Предварительный просмотр:
Шимун Врочек
Метро 2033
Василеостровская никогда не относилась к очень красивым станциям, как, например, та же Площадь Восстания, где высокий свод, тяжёлые бронзовые светильники, колонны с лепниной и роскошная, «сталинская» отделка зала.
<2005>
Корней Чуковский
Мойдодыр
А от бешеной мочалки
Я помчался, как от палки,
А она за мной, за мной
По Садовой, по Сенной.
Я к Таврическому саду,
Перепрыгнул чрез ограду,
А она за мною мчится
И кусает, как волчица.
<1921>
Иосиф Бродский
Петербургский роман
Моста Литейного склоненность,
ремонт троллейбусных путей,
круженье набережных сонных,
как склонность набожных людей
твердить одну и ту же фразу,
таков ли шум ночной Невы,
гонимой льдинами на Пасху
меж Малоохтенской травы,
когда, склонясь через ограду,
глядит в нее худой апрель,
блестит вода, и вечно рядом
плывет мертвец Мазереель,
и, как всегда в двадцатом веке,
звучит далекая стрельба,
и где-то ловит человека
его безумная судьба,
там, за рекой среди деревьев,
все плещет память о гранит,
шумит Нева и льдины вертит
и тяжко души леденит.
<1961>
Александр Городницкий
Ленинградская песня
.....
Но в плеске твоих мостовых
Милы мне и слякоть, и темень,
Пока на гранитах твоих
Родные мне чудятся тени.
И тянется хрупкая нить
Вдоль темных и зыбкий обочин.
И теплятся белые ночи,
Которые не погасить.
И в "рюмочной" на Моховой
Среди алкашей утомленных
Мы выпьем за дым над Невой
Из стопок простых и граненых.
За шпилей твоих окоем,
За облик немеркнущий прошлый,
За то, что покуда живешь ты,
И мы как-нибудь проживем.
<1981>
Осип Мандельштам
Шум времени
Конный памятник Николаю Первому против Государственного Совета неизменно, по кругу, обхаживал замшенный от старости гренадер, зиму и лето в нахлобученной мохнатой бараньей шапке. Головной убор, похожий на митру, величиной чуть ли не с целого барана.

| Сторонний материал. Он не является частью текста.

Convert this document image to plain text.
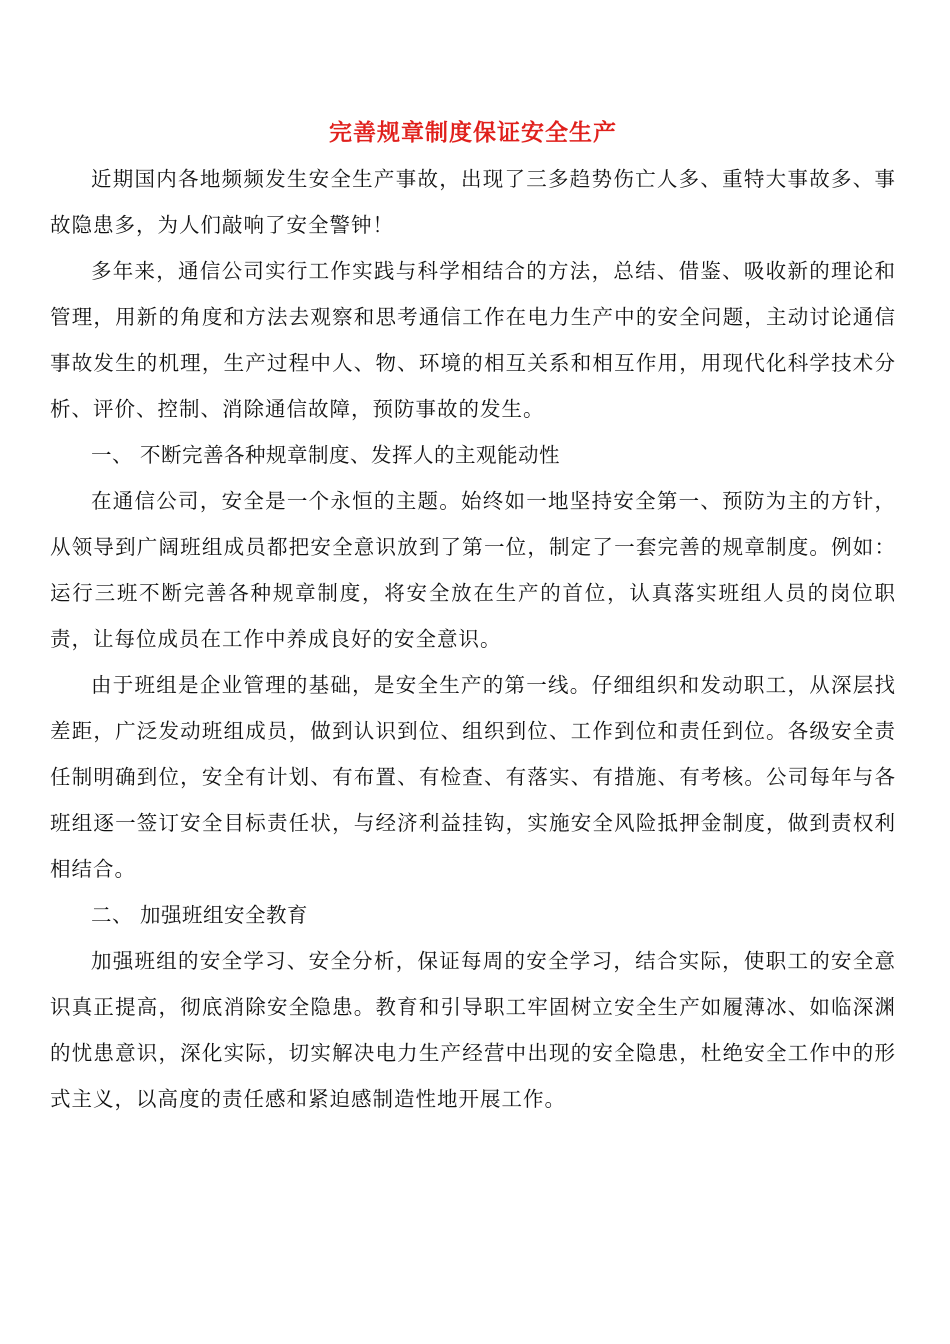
完善规章制度保证安全生产

近期国内各地频频发生安全生产事故，出现了三多趋势伤亡人多、重特大事故多、事故隐患多，为人们敲响了安全警钟！

多年来，通信公司实行工作实践与科学相结合的方法，总结、借鉴、吸收新的理论和管理，用新的角度和方法去观察和思考通信工作在电力生产中的安全问题，主动讨论通信事故发生的机理，生产过程中人、物、环境的相互关系和相互作用，用现代化科学技术分析、评价、控制、消除通信故障，预防事故的发生。

一、 不断完善各种规章制度、发挥人的主观能动性

在通信公司，安全是一个永恒的主题。始终如一地坚持安全第一、预防为主的方针，从领导到广阔班组成员都把安全意识放到了第一位，制定了一套完善的规章制度。例如：运行三班不断完善各种规章制度，将安全放在生产的首位，认真落实班组人员的岗位职责，让每位成员在工作中养成良好的安全意识。

由于班组是企业管理的基础，是安全生产的第一线。仔细组织和发动职工，从深层找差距，广泛发动班组成员，做到认识到位、组织到位、工作到位和责任到位。各级安全责任制明确到位，安全有计划、有布置、有检查、有落实、有措施、有考核。公司每年与各班组逐一签订安全目标责任状，与经济利益挂钩，实施安全风险抵押金制度，做到责权利相结合。

二、 加强班组安全教育

加强班组的安全学习、安全分析，保证每周的安全学习，结合实际，使职工的安全意识真正提高，彻底消除安全隐患。教育和引导职工牢固树立安全生产如履薄冰、如临深渊的忧患意识，深化实际，切实解决电力生产经营中出现的安全隐患，杜绝安全工作中的形式主义，以高度的责任感和紧迫感制造性地开展工作。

Мы, дети, заговаривали с дряхлым часовым. Он нас разочаровывал, что он не двенадцатого года, как мы думали. Зато о дедушках сообщал, что они – караульные, последние из николаевской службы и во всей роте их не то шесть, не то пять человек.
Вход в Летний сад со стороны набережной, где решетки и часовня, и против Инженерного замка охранялся вахмистрами в медалях. Они определяли, прилично ли одет человек, и гнали прочь в русских сапогах, не пускали в картузах и в мещанском платье. Нравы детей в Летнем саду были очень церемонные. Пошептавшись с гувернанткой или няней, какая-нибудь голоножка подходила к скамейке и, шаркнув или присев, пищала: "Девочка (или мальчик – таково было официальное обращение), не хотите ли поиграть в 'золотые ворота' или 'палочку-воровочку'?"
<1925>
Анна Ахматова
Летний сад
К розам хочу, в тот единственный сад,
Где лучшая в мире стоит из оград,
Где статуи помнят меня молодой,
А я их под невскою помню водой.
В душистой тени между царственных лип
Мне мачт корабельных мерещится скрип.
А лебедь, как прежде, плывет сквозь века,
Любуясь красой своего двойника.
И замертво спят сотни тысяч шагов
Врагов и друзей, друзей и врагов.
А шествию теней не видно конца
От вазы гранитной до двери дворца.
Там шепчутся белые ночи мои
О чьей-то высокой и тайной любви.
И все перламутром и яшмой горит,
Но света источник таинственно скрыт.
<1959>
Александр Пушкин
Медный всадник
Люблю воинственную живость
Потешных Марсовых полей,
Пехотных ратей и коней
Однообразную красивость,
В их стройно зыблемом строю
Лоскутья сих знамен победных,
Сиянье шапок этих медных,
На сквозь простреленных в бою.
Люблю, военная столица,
Твоей твердыни дым и гром,
Когда полнощная царица
Дарует сына в царской дом,
Или победу над врагом
Россия снова торжествует,
Или, взломав свой синий лед,
Нева к морям его несет
И, чуя вешни дни, ликует.
Красуйся, град Петров, и стой
Неколебимо как Россия,
Да умирится же с тобой
И побежденная стихия;
Вражду и плен старинный свой
Пусть волны финские забудут
И тщетной злобою не будут
Тревожить вечный сон Петра!
<1833>
Александр Дюма
Учитель фехтования
Горголи был одним из красивейших мужчин столицы и отважнейших генералов русской армии. По прихоти судьбы, некий крупный мошенник был похож на него, как две капли воды. Пройдоха решил использовать это сходство: он надел генеральскую форму, серую шинель с большим воротником, какую носил Горголи, достал экипаж и лошадей, в точности похожих на экипаж градоначальника, одел кучера точно так же, как одевался кучер Горголи, и в таком виде явился к богатому купцу на Большую Миллионную улицу.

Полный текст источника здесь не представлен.